Zien shut down. I left at the end of 2023. I don't have any financial interest in the company, but I'm still concerned about the people left behind. Now is an opportune time to reflect on what I've learned.

What I would do again

Bootstrapped for the first three years. Having no investors after a short-term return allowed us the time to experiment.

Prototyped early and quickly. Using no-code tools to get things out the door quickly allowed us to iterate during limited evenings and weekends.

Accountants. Once we had created the limited company. Outsourcing the payroll and bookkeeping saved us hours of time and hassle. When we came to claim research and development tax credits, that would not have happened without their support. Their fees were money well spent.

What didn't work

Zien was not a tech company. It was more of an online gallery enabled by technology. Software may be eating the world, even in Art, but a Shopify site would have worked just as well and would have been quicker and cheaper to set up.

Slow feedback cycles. Typically, each piece of Art took around six months to produce. The company still needs to pay for salaries all that time. That is too long to iterate quickly and find product-market fit.

Drop-based revenue is terrible for cash flow. Each drop needs to build an audience, if not from scratch. At least from a lower level, each drop. As a company, you need a larger scale to have a deep pipeline to support the work, especially with a six-month cycle for each project. Zien never got to that scale.

B2C is hard, and Bootstrapping two-sided marketplaces is demanding. The slow feedback cycles made getting a product-market fit much more difficult. Rob Walling always advises defaulting to B2B. I would agree; fewer customers who pay more each is simpler.

Selling expensive items to wealthy individuals is a lucrative business. The downside is that it is challenging to break into. Rich people want white-gloves service. Most brick-and-mortar Art galleries don't make a profit, and sprinkling digital pixie dust on the business model doesn't solve that problem.

What I would do differently

Take the money when you don't need it. During fundraising, Zien had more potential investors than we signed terms with. We hope to raise later with better terms. We should have taken the money. If we had more time, we could find our product-market fit.

Chatbot-based interface. Yes, it is currently very hyped. The direction, I still think, is correct. We will see many more services using text or voice-based interfaces. Support was lacking or inefficient from 2021 to 2023. That wasn't an excellent fit for our target market at that time. Art is and was a very analogue business.

Dual digital/physical items. Works that span both the digital and physical have a future. Such works offer a much greater space to explore, artistically and from a business perspective. Not just in Art. Gaming offers one area, especially when you could bring your physical Warhammer 40K army into the game, expanding on Amiibo or LEGO Dimensions.

Lessons Learned

Freemium isn't a great business model. It's challenging to get people to pay later. Charge from day one.

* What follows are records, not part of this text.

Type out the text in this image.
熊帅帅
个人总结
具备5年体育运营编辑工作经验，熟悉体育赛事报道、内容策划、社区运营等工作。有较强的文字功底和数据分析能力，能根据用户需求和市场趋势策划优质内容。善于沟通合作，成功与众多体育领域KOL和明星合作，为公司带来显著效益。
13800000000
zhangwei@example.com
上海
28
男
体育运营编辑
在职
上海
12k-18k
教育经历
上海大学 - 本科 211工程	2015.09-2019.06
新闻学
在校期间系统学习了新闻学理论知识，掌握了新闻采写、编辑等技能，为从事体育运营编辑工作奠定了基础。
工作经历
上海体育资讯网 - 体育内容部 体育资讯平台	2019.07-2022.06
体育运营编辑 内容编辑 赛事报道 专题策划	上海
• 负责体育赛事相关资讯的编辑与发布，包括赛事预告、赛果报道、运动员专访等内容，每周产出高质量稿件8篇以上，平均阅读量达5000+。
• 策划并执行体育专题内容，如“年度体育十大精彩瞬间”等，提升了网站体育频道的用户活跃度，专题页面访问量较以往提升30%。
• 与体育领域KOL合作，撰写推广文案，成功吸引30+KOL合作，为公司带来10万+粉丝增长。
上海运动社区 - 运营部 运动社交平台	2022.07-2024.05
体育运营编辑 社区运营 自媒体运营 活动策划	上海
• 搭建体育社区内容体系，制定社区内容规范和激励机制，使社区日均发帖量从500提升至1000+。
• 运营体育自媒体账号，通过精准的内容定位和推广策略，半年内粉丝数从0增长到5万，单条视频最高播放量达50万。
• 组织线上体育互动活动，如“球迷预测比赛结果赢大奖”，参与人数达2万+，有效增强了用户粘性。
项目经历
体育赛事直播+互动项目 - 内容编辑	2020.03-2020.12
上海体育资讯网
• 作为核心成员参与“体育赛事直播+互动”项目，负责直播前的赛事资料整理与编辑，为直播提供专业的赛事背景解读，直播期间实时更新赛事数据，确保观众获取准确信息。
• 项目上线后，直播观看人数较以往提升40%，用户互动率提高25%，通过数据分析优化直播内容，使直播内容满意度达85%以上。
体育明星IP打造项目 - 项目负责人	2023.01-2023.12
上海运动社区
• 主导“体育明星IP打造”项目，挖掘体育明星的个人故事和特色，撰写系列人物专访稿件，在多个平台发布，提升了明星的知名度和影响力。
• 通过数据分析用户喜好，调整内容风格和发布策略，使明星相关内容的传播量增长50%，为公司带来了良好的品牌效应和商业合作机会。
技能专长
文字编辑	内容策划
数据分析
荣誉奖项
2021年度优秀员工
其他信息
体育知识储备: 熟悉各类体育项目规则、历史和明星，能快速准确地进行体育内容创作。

Getting de-banked. We had our bank account closed. I've no bad feelings towards the bank. We followed the rules, but the bank still perceived Zien as a risk. Having more explicit legal rules would have helped. We were aware that we operated in an area with certain risks. We should have planned for those risks, like having multiple bank accounts.

Platform risk. WhatsApp switched off the Zien chatbot without warning or notification, which took a few weeks to fix. Again, we should have threat-modelled the risk and had a plan to mitigate it should it happen.